20 plan to launch ‘Socialist Party’
A conference of May Day Manifesto supporters held in Leeds over the weekend of July 19-20 passed a resolution by 20 votes to four (with eight abstentions) which commits them to initiate “the formation of the Socialist Party and the organisation of a coherent socialist candidature at the next general election.” This represents a clear advance on earlier positions taken up by the May Day Manifest groups when many of them saw themselves as little more than dissident members of the Labour Party. Now they recognise that “the source of Labour’s repeated failures as an agency for Socialism” lies “not in the personalised betrayals of leaderships, nor in the abstract virus of ‘Right- Wing Labour’, but in the concrete limitations of Labourism”; in other words. Labourism must be broken with entirely and an independent Socialist Party organised.
Confused demands
This view was, of course, pioneered by the Socialist Party of Great Britain and we are pleased to see that other workers are now coming to accept it. But nevertheless the May Day Manifesto supporters do not intend to join the Socialist Party. In fact, their rejection of what they call the ‘subordinate reformism’ of Labour is linked with a criticism of ‘maximalist revolutionism’—by which they mean the confused, reformist demands touted by the various trotskyist sects! What they propose as an alternative is a “strategy of graduated ends”, a fancy name for yet another reform programme. Little wonder then that a visitor from Bradford asked in bewilderment at one stage of the conference, “What in this new party means it’s going to be different from other parties?”
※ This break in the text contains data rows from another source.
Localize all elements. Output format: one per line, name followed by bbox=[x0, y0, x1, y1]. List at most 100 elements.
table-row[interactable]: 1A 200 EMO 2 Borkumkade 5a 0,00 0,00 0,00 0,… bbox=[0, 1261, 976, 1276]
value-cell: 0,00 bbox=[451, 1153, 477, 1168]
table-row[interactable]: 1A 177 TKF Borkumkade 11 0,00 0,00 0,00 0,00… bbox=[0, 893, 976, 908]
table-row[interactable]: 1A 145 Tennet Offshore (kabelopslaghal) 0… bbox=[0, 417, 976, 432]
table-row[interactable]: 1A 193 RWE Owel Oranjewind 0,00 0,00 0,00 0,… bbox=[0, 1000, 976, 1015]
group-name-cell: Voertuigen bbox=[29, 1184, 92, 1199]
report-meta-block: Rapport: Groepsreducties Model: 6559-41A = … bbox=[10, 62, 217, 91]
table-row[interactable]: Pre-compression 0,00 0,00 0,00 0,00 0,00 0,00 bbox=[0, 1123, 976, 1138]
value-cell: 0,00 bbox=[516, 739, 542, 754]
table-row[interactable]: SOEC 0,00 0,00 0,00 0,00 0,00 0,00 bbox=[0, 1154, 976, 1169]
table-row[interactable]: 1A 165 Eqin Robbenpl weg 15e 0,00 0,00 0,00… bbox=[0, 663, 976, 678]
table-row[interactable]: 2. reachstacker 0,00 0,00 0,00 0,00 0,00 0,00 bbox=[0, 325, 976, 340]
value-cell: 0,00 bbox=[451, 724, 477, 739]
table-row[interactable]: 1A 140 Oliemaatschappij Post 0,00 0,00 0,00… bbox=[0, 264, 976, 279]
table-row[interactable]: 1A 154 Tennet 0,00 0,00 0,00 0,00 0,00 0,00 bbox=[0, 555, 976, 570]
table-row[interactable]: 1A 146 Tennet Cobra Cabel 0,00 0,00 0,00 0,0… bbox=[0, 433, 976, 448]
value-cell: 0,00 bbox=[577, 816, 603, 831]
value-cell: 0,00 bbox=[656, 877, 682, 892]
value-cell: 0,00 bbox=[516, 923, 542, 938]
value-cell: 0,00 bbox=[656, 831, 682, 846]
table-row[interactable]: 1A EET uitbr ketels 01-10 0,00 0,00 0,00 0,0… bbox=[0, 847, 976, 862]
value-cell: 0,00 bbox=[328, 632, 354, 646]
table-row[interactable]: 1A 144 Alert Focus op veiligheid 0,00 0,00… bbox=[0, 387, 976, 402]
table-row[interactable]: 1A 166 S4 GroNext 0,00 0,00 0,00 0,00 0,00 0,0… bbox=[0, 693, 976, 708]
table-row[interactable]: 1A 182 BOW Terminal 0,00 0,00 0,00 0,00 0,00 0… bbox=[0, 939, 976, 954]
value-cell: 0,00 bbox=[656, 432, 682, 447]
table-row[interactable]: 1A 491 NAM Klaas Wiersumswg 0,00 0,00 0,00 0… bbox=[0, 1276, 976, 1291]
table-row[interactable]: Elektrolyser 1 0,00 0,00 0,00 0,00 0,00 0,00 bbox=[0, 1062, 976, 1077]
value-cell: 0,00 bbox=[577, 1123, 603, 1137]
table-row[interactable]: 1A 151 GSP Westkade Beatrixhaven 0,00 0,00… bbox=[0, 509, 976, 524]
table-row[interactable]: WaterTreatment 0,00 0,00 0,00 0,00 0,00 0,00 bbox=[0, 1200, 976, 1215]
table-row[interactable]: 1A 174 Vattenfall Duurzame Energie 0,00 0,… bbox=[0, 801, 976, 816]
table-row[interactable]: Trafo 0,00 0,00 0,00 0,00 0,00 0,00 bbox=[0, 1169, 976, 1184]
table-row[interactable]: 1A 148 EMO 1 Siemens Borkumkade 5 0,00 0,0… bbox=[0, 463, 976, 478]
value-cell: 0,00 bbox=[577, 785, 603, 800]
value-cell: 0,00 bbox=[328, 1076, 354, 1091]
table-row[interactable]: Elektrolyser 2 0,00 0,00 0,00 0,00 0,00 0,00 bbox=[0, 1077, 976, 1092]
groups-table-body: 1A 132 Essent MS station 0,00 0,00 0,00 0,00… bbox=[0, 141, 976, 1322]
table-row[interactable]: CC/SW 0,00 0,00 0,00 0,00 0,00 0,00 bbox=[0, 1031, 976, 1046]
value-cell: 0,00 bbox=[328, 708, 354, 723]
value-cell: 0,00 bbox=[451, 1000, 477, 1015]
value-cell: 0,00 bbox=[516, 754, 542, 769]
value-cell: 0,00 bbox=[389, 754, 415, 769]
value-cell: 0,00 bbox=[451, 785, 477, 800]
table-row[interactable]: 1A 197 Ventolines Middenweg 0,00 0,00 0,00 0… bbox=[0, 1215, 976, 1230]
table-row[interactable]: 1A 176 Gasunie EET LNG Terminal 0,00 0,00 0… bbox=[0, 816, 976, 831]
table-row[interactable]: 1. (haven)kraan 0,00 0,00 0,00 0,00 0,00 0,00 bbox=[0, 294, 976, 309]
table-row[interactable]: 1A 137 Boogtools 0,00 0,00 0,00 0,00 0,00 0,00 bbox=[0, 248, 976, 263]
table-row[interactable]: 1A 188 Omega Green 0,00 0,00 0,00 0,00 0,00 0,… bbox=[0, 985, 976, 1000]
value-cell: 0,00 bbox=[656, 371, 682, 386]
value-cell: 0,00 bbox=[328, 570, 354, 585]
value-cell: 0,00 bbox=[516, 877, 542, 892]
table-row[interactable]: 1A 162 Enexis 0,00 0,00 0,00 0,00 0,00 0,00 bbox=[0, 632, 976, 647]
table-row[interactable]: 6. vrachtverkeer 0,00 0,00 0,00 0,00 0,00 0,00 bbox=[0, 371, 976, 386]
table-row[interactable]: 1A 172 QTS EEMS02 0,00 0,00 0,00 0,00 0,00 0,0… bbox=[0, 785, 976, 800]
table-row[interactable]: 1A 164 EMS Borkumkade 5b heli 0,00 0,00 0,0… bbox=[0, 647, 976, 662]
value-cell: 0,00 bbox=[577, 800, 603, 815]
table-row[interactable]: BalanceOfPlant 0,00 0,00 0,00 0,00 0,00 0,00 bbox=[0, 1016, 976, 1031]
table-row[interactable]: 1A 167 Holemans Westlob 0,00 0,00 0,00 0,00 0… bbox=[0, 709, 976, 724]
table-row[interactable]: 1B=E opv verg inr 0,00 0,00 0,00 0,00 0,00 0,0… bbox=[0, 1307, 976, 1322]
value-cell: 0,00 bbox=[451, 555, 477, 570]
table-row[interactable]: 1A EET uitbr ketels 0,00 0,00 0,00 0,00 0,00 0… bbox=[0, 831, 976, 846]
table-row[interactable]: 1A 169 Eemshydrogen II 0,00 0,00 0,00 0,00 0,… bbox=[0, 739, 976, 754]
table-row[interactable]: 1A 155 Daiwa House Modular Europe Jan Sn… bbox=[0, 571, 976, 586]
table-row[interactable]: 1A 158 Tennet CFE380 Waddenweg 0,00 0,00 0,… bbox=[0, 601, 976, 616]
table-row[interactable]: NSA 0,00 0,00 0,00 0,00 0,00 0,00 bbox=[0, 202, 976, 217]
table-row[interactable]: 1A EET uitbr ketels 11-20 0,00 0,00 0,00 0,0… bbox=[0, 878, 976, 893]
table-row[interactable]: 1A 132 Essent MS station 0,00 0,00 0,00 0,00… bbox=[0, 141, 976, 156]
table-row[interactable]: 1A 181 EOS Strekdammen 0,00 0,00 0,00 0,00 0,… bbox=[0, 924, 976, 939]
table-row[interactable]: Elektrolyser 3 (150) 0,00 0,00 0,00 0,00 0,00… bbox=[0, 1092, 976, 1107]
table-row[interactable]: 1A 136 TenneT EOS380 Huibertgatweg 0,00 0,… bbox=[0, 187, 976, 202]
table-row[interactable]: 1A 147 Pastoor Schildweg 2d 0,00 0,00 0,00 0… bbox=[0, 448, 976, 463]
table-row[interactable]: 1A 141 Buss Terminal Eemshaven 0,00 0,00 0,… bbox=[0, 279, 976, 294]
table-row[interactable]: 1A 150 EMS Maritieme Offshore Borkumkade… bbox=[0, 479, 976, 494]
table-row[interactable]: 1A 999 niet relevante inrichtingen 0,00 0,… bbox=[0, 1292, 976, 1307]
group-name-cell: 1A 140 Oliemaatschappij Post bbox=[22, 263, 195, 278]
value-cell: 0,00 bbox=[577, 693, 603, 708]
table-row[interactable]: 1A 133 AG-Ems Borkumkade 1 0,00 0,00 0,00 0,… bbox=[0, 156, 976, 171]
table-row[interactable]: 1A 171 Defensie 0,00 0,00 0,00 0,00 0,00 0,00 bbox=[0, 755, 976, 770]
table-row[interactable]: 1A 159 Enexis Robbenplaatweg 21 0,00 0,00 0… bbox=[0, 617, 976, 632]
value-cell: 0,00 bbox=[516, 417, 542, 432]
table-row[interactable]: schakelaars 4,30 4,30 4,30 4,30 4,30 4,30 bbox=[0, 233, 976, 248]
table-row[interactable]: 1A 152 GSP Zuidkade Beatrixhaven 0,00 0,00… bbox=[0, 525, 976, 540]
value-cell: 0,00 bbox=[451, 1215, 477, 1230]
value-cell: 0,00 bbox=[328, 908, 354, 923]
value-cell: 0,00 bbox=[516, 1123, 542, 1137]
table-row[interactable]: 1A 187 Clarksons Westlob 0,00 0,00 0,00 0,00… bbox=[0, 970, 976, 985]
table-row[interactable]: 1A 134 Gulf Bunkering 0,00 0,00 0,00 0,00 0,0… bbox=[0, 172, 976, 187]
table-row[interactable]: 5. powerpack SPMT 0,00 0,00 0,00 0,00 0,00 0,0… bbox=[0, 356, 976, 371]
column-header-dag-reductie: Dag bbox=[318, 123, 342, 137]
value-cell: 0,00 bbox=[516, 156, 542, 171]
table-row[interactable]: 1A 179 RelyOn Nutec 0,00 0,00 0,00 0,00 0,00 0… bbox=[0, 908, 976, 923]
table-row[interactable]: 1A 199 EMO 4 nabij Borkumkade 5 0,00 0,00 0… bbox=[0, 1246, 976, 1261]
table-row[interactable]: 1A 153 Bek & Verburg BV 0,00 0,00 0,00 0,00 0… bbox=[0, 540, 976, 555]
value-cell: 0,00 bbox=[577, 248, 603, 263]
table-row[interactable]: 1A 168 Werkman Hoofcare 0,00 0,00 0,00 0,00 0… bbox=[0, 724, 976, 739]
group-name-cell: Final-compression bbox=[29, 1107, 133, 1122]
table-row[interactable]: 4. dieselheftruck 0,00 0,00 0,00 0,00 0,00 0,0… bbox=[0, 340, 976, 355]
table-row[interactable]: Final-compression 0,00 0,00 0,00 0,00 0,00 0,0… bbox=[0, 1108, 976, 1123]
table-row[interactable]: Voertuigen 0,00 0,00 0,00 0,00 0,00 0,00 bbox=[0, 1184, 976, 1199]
Supporters of the suggested new party also seem to be firmly under the spell of the other common leftist delusions. During the conference breaks members of the Socialist Party discussed these issues with some of the May Day Manifesto members. Their most frequent objections to our Party were that we are too small to be taken seriously and that by preaching pure Socialism in the form of ‘abolition of the wages system’ we are out of touch with the working class. Now as a matter of actual fact the Socialist Party of Great Britain completely dwarfs the May Day Manifesto groups, and as for the proposed new ‘Socialist Party’, at this stage the chances of it reaching triple figures seem infinitely remote. Of course, what really makes us unacceptable to all shades of leftists is not our admittedly tiny organisation but the fact that we do not pretend that we are going to ‘lead the masses’. But their other objection is richer still. Socialists certainly have no illusions about the difficulties involved in getting ideas like a world without money across to workers steeped in capitalist values, but at least we recognise that Socialism is a simple idea which it is quite possible to express in simple language. Contrast this to May Day Manifesto phraseology. The documents they were debating at their conference bristled with passages like:
Further, it demands that the goals be articulated together in a strategic vision, and that as the struggle progresses, pressing on to the structural limits of the system, it gains not only in breadth, but also in depth. Such a dialectical development of the struggle presupposes a pre-existent socialist intention among the masses, (etc. etc.)
And they say we are out of touch with the working class!